Medicine it seems is keen to exploit or lay claim to any fruits of this great human endeavour spanning millennia and many cultures. To own and control everything associated with human dis-ease. Whilst at the same time ridiculing or attacking the very existence of what has historically been the source code for the vast majority of modern pharmacy and much of our historical understanding of pharmacology. Is it a surprise that more informed and experienced indigenous and traditional medicine people are more wary of science (or more specifically industry) and researchers these days (Rosenthal 2007).
There is no evidence I can find that Stevens was ever shown or identified the Pelargonium plant he used. There is no evidence that the BMA made any real effort to identify the material, their so-called analysis was merely a manufactured result aimed at discrediting Stevens Cure.
If anything, the Zulu and other indigenous healers of South Africa probably had most reason and justification for keeping their intellectual property, herbal knowledge, close to their chests.
[PS, in 2010 an African NGO and other parties were the first ever Africans to successfully appeal to the European Patent Office, in the case to revoke a German company’s patent in regard to P. sidoides, due to lack of inventiveness]
As it turns out Pelargonium seems to have been a regular part of the local herb trade and the identification was eventually made simply through the fact that an informed open-minded researcher actually went to South Africa. In contrast to the ideologically or wilfully ignorant BMA of the early 20th century it seems.

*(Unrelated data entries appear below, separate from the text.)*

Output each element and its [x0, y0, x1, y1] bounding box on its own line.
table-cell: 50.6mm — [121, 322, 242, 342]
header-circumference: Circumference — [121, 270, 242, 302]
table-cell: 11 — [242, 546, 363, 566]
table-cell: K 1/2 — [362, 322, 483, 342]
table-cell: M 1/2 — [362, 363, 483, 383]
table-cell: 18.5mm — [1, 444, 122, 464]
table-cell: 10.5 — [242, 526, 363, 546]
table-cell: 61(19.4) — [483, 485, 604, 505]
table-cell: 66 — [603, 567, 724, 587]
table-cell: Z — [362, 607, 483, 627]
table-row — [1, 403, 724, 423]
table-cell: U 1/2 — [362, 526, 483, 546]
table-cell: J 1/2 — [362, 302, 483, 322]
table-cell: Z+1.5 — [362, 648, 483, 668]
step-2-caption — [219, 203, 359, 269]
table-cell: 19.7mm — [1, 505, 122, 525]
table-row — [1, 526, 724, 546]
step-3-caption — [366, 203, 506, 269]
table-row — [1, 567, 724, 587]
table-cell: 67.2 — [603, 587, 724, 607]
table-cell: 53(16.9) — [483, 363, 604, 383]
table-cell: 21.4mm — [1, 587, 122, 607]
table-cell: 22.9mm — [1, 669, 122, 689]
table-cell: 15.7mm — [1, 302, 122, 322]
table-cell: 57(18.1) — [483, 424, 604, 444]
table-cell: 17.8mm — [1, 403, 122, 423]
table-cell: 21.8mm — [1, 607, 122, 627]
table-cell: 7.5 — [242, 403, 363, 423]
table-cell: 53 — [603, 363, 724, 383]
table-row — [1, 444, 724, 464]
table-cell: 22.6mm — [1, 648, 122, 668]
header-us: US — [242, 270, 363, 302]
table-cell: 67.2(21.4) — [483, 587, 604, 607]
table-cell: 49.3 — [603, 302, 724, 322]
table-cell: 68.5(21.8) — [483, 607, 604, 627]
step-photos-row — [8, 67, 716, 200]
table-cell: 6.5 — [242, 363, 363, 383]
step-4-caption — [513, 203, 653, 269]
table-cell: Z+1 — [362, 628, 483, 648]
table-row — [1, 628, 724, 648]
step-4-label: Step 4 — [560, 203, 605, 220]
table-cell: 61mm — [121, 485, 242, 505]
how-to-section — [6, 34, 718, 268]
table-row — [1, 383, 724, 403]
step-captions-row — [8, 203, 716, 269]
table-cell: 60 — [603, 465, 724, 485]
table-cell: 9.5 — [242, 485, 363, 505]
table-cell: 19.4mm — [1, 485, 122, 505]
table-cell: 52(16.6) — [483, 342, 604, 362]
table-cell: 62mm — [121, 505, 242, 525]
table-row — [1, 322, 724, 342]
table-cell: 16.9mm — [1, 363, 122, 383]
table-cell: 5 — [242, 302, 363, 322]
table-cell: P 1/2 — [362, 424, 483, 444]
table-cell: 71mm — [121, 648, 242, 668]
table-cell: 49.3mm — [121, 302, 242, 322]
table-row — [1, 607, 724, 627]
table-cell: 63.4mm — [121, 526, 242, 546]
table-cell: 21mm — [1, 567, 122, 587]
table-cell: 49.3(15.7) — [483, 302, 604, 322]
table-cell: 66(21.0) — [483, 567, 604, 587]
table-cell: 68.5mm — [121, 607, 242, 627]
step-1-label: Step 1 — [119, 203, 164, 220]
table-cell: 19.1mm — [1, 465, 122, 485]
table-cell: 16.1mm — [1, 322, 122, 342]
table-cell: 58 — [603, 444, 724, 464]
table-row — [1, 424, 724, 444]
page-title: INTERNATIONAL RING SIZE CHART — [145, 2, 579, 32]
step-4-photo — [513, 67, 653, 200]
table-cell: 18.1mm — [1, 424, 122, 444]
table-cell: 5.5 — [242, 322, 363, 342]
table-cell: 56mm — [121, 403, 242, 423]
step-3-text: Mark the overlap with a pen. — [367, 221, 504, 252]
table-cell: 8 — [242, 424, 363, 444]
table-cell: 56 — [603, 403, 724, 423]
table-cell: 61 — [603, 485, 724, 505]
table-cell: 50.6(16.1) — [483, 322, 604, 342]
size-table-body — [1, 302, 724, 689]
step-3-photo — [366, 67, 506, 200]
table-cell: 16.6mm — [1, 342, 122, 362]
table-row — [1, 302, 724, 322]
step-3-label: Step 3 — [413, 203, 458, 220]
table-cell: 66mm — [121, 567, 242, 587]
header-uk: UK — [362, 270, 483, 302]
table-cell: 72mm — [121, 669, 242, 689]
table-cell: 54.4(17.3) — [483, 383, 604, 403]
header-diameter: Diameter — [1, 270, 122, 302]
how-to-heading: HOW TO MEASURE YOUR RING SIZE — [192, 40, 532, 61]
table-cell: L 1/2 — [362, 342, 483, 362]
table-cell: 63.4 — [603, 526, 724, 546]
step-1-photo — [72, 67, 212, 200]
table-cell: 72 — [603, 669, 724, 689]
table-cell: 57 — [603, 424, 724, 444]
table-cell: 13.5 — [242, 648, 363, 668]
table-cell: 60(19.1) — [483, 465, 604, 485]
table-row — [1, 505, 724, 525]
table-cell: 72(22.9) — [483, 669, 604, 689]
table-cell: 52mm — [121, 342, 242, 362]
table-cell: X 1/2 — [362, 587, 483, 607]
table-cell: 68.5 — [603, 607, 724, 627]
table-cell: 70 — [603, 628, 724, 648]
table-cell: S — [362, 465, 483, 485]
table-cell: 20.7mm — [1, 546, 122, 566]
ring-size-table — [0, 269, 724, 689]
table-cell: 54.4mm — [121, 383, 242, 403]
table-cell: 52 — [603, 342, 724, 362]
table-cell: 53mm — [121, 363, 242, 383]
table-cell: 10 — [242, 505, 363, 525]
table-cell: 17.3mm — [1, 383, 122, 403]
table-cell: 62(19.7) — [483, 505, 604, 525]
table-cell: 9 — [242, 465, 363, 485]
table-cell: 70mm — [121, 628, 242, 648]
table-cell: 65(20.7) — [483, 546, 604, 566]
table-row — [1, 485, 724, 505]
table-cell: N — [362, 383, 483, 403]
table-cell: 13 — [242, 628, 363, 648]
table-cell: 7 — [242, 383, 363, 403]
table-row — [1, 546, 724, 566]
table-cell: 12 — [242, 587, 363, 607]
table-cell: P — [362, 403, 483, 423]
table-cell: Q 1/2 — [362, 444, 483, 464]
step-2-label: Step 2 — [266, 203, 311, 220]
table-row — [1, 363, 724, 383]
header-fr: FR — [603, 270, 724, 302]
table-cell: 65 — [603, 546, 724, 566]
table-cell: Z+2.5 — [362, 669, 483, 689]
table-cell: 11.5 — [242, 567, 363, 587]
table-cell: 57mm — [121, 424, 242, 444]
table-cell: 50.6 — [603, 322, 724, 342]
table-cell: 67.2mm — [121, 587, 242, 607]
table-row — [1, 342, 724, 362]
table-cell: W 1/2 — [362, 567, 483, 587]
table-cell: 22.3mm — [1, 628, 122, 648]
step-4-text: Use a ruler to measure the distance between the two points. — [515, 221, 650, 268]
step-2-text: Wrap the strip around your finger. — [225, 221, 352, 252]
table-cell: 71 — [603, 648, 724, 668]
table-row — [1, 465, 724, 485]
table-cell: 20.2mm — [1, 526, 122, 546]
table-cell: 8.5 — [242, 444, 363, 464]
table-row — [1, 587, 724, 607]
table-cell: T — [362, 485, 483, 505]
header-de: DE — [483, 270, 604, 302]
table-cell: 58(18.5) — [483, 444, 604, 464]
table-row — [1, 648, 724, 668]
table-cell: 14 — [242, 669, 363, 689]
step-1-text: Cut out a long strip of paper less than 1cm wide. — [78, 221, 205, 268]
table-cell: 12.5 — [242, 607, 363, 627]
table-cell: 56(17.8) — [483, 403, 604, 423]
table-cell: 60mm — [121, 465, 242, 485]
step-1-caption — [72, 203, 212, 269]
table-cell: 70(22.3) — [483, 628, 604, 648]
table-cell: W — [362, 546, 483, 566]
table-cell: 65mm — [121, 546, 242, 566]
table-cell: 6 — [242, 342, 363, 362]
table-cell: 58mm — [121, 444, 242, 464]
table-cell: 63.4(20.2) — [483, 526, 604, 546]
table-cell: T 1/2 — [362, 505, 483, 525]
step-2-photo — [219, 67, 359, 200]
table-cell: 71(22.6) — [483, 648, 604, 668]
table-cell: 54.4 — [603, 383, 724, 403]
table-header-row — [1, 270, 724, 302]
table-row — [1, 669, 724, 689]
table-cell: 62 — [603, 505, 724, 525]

If nothing else this story reflects many of the complexities of human relationships with plants, in particular medicinal herbs, which includes but also transcends simple scientific analysis.
It seems to me to also reflect the follies of trying to repress and attack others armed with only your own limited perspective, no matter who you are. This merely seems to exacerbate everyone’s collective stupidity and ignorance. Even without all the uninformed hostility, a detailed scientific understanding of even a single herbal can take a long time and much effort from many people.
I’d bet the BMA and probably Stevens never could have imagined the outcome of it all 100 years later. In the case of the former they might feel somewhat disappointed, and the latter somewhat vindicated.
Actually the BMJ ran an editorial lamenting the presence of all manner of herbals in 2009, wondering why things had hardly changed. Apparently oblivious to further developments and their evidently unsound attack on this herbal remedy (Pelargonium sidoides) they wrongly and unscientifically slammed as quackery a century before.